Karlsson won the Lady Byng Trophy, which recognizes sportsmanship, gentlemanly conduct and a high standard of playing ability, a year after he was training in Sweden wondering if he would be picked in the expansion draft. He scored six goals for the Columbus Blue Jackets in 2016-17. He scored 43 goals for Vegas in 2017-18, third in the NHL, and had 12 penalty minutes, the fewest among the League's top 40 scorers. He led the NHL with a plus-49 rating, the highest since 2009-10.
Video: William Karlsson is awarded the Lady Byng Trophy
"It's very special," Karlsson said. "I mean, just looking back a year ago, who would have thought I would sit here just nominated for an award? But to win it, it's been a crazy year."
Engelland won the Mark Messier Leadership Award, even though he wasn't a captain. The Golden Knights didn't have one, and the lack of hierarchy was one of the reasons for their success. He said several of his teammates could have won the award instead of him. But Engelland had played for Las Vegas of the ECHL in 2003-05 and lived in the city in the offseason, and it was he who took the lead after Oct. 1. He and his wife, Melissa, brought groceries to a firefighters' union hall the next morning. He gave a speech during an emotional pregame ceremony honoring victims, families and first responders at the home opener Oct. 10, telling the crowd, "We are Vegas Strong."
"It meant a lot," Engelland said. "Looking back, no matter what I do in my career, that's probably going to be one of the biggest moments of my hockey career, that night."
Engelland and his wife ran a program to honor victims, families and first responders at each home game during the regular season and stayed in contact with them as friends behind the scenes. When the Golden Knights eliminated the Winnipeg Jets with a 2-1 road win in Game 5 of the Western Conference Final on May 20, they chose Engelland to receive the Clarence Campbell Bowl.
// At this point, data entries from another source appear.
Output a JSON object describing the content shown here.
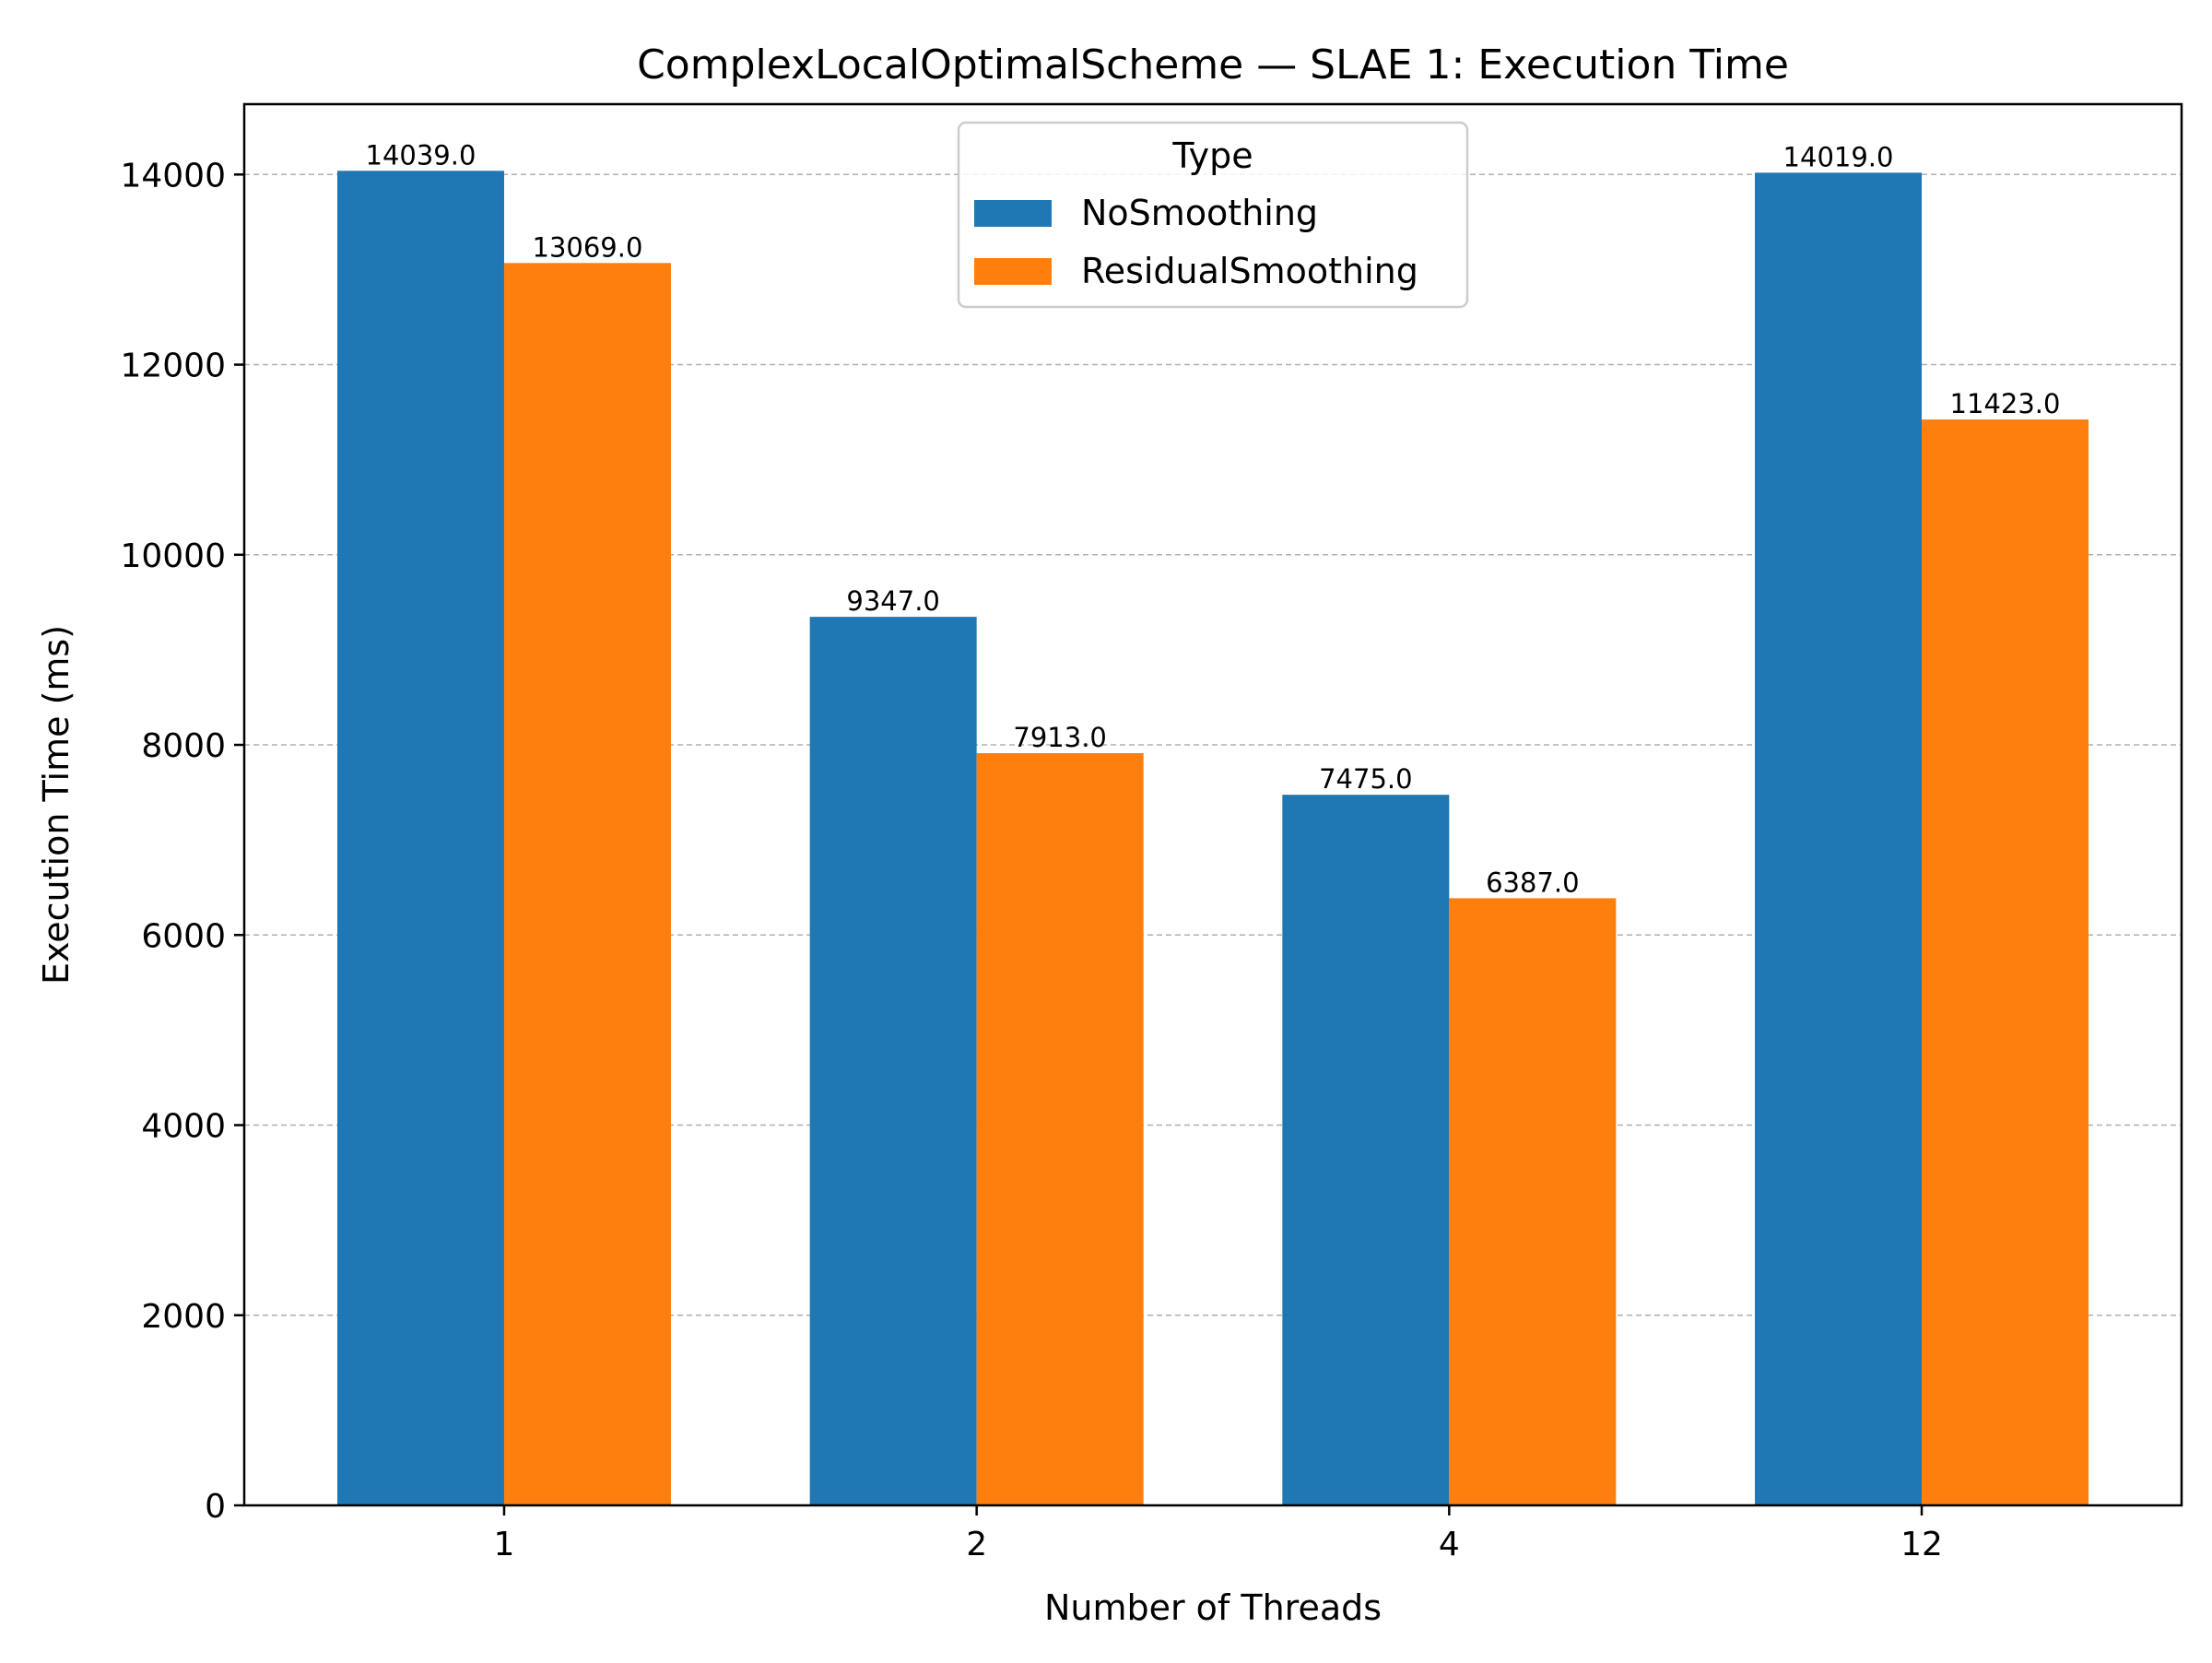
{
  "chart_data": {
    "type": "bar",
    "title": "ComplexLocalOptimalScheme — SLAE 1: Execution Time",
    "xlabel": "Number of Threads",
    "ylabel": "Execution Time (ms)",
    "categories": [
      "1",
      "2",
      "4",
      "12"
    ],
    "ylim": [
      0,
      14740
    ],
    "yticks": [
      0,
      2000,
      4000,
      6000,
      8000,
      10000,
      12000,
      14000
    ],
    "grid": "horizontal dashed",
    "legend": {
      "title": "Type",
      "position": "top-center"
    },
    "series": [
      {
        "name": "NoSmoothing",
        "color": "#1f77b4",
        "values": [
          14039.0,
          9347.0,
          7475.0,
          14019.0
        ],
        "labels": [
          "14039.0",
          "9347.0",
          "7475.0",
          "14019.0"
        ]
      },
      {
        "name": "ResidualSmoothing",
        "color": "#ff7f0e",
        "values": [
          13069.0,
          7913.0,
          6387.0,
          11423.0
        ],
        "labels": [
          "13069.0",
          "7913.0",
          "6387.0",
          "11423.0"
        ]
      }
    ]
  }
}
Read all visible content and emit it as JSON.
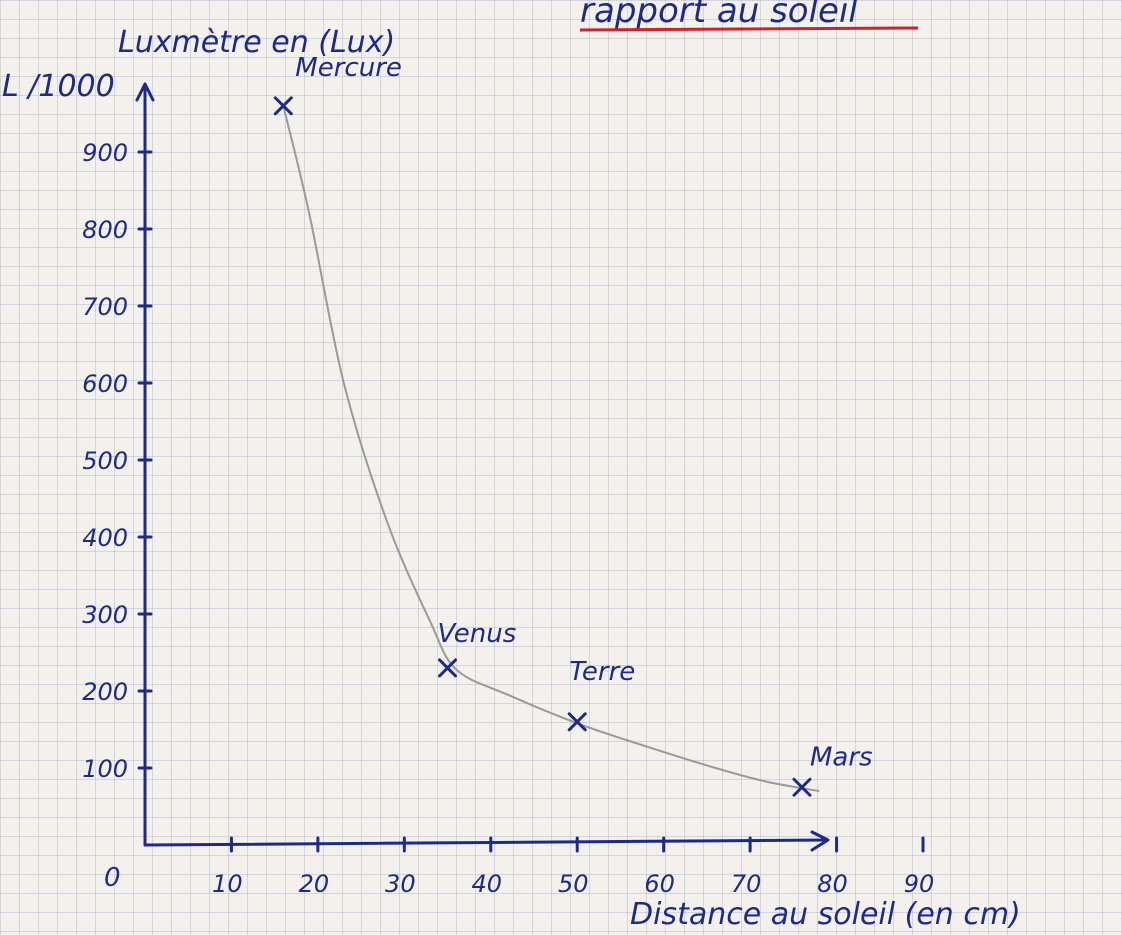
{
  "header_note": "rapport au soleil",
  "chart_data": {
    "type": "line",
    "title": "",
    "xlabel": "Distance au soleil (en cm)",
    "ylabel": "Luxmètre en (Lux)",
    "y_prefix": "L /1000",
    "origin_label": "0",
    "xlim": [
      0,
      90
    ],
    "ylim": [
      0,
      1000
    ],
    "x_ticks": [
      10,
      20,
      30,
      40,
      50,
      60,
      70,
      80,
      90
    ],
    "x_tick_labels": [
      "10",
      "20",
      "30",
      "40",
      "50",
      "60",
      "70",
      "80",
      "90"
    ],
    "y_ticks": [
      100,
      200,
      300,
      400,
      500,
      600,
      700,
      800,
      900
    ],
    "y_tick_labels": [
      "100",
      "200",
      "300",
      "400",
      "500",
      "600",
      "700",
      "800",
      "900"
    ],
    "points": [
      {
        "name": "Mercure",
        "x": 16,
        "y": 960
      },
      {
        "name": "Venus",
        "x": 35,
        "y": 230
      },
      {
        "name": "Terre",
        "x": 50,
        "y": 160
      },
      {
        "name": "Mars",
        "x": 76,
        "y": 75
      }
    ],
    "curve": [
      [
        16,
        960
      ],
      [
        19,
        820
      ],
      [
        23,
        600
      ],
      [
        28,
        420
      ],
      [
        33,
        290
      ],
      [
        36,
        228
      ],
      [
        42,
        195
      ],
      [
        50,
        158
      ],
      [
        58,
        128
      ],
      [
        66,
        100
      ],
      [
        72,
        82
      ],
      [
        78,
        70
      ]
    ],
    "grid": true,
    "colors": {
      "ink": "#1c2a8c",
      "curve": "#9a9a9a",
      "underline": "#d0202a"
    }
  }
}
Video: Deryk Engelland wins Mark Messier Leadership Award
"What they did in the aftermath of Oct 1, what they've done in so many ways in this community, really made a big difference in this community, I believe, in uplifting the community and trying to help this community heal and persevere," McPhee said. "We're very, very fortunate to have these young men. We're all trying to win championships, but we all know it's a lot more than that."